Cass. 3e civ. 20 octobre 2010 n° 09-66.113 (n° 1254 FS-PB), Cie foncière et financière Morizet c/ Graff

Comme l’erreur obstacle, l’erreur de droit commise par un cocontractant emporte la nullité du contrat même si elle est inexcusable.

La loi du 31 décembre 1975 reconnaît aux locataires et occupants de bonne foi d’un local à usage d’habitation un droit de préemption en cas de vente après division de l’immeuble (art. 10-I).

Une société propriétaire d’un immeuble avait, à l’occasion de la mise en vente des logements composant cet immeuble, notifié par erreur une offre de vente à un locataire et à une personne qui était autorisée à occuper l’appartement en vertu du bail, offre que cette dernière avait acceptée.

La cour d’appel de Paris avait dit la vente au profit de l’occupant parfaite au motif que le vendeur, professionnel de l’immobilier, avait commis une erreur inexcusable en se méprenant sur l’existence d’un droit de préemption au profit du tiers occupant des lieux.

La Cour de cassation a censuré cette décision, jugeant au contraire que le caractère inexcusable de l’erreur de droit à l’origine de la notification du droit de préemption était sans incidence sur la validité de l’offre.

à noter

Il a déjà été jugé que n’est pas valable l’offre de vente faite par suite de la croyance erronée de l’existence d’un droit de préemption (Cass. 3e civ. 5-7-1995 n° 92-20.425 : Bull. civ. III n° 174 : Cass. 3e civ. 24-5-2000 n° 837 : RJDA 9-10/00 n° 828).

Au cas particulier, la cour d’appel avait bien reconnu l’existence d’une erreur de droit mais elle avait appliqué une jurisprudence établie n’admettant l’annulation pour erreur sur la substance (C. civ. art. 1110) qu’à la condition qu’elle soit excusable.

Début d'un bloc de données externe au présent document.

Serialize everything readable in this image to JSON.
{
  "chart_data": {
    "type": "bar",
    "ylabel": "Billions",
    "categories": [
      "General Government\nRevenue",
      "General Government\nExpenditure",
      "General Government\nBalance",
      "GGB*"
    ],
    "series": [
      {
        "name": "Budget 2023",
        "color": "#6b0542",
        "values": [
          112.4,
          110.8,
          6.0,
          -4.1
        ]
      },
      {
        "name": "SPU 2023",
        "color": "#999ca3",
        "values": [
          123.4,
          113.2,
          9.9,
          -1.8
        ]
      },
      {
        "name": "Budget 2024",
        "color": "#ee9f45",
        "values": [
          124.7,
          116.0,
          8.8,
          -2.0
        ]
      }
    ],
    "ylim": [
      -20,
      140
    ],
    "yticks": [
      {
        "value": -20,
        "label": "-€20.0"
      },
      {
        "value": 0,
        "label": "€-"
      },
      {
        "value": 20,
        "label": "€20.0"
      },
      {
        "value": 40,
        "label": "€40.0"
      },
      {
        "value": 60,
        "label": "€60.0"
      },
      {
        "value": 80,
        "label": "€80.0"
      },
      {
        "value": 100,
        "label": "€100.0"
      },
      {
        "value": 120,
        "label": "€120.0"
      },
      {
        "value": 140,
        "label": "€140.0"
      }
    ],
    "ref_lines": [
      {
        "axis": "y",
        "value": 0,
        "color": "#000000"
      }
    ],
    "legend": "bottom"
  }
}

La Cour de cassation a récemment jugé que l’erreur sur l’objet de la vente, laquelle fait obstacle à la rencontre des consentements (erreur obstacle), doit entraîner l’annulation de la vente même si elle est inexcusable (Cass. 3e civ. 21-5-2008 n° 07-10.772 : Bull. civ. III n° 92). Elle retient la même solution pour l’erreur de droit. Il est vrai que, compte tenu de l’adage selon lequel « nul n’est censé ignorer la loi », il semble difficile de concevoir une erreur de droit excusable.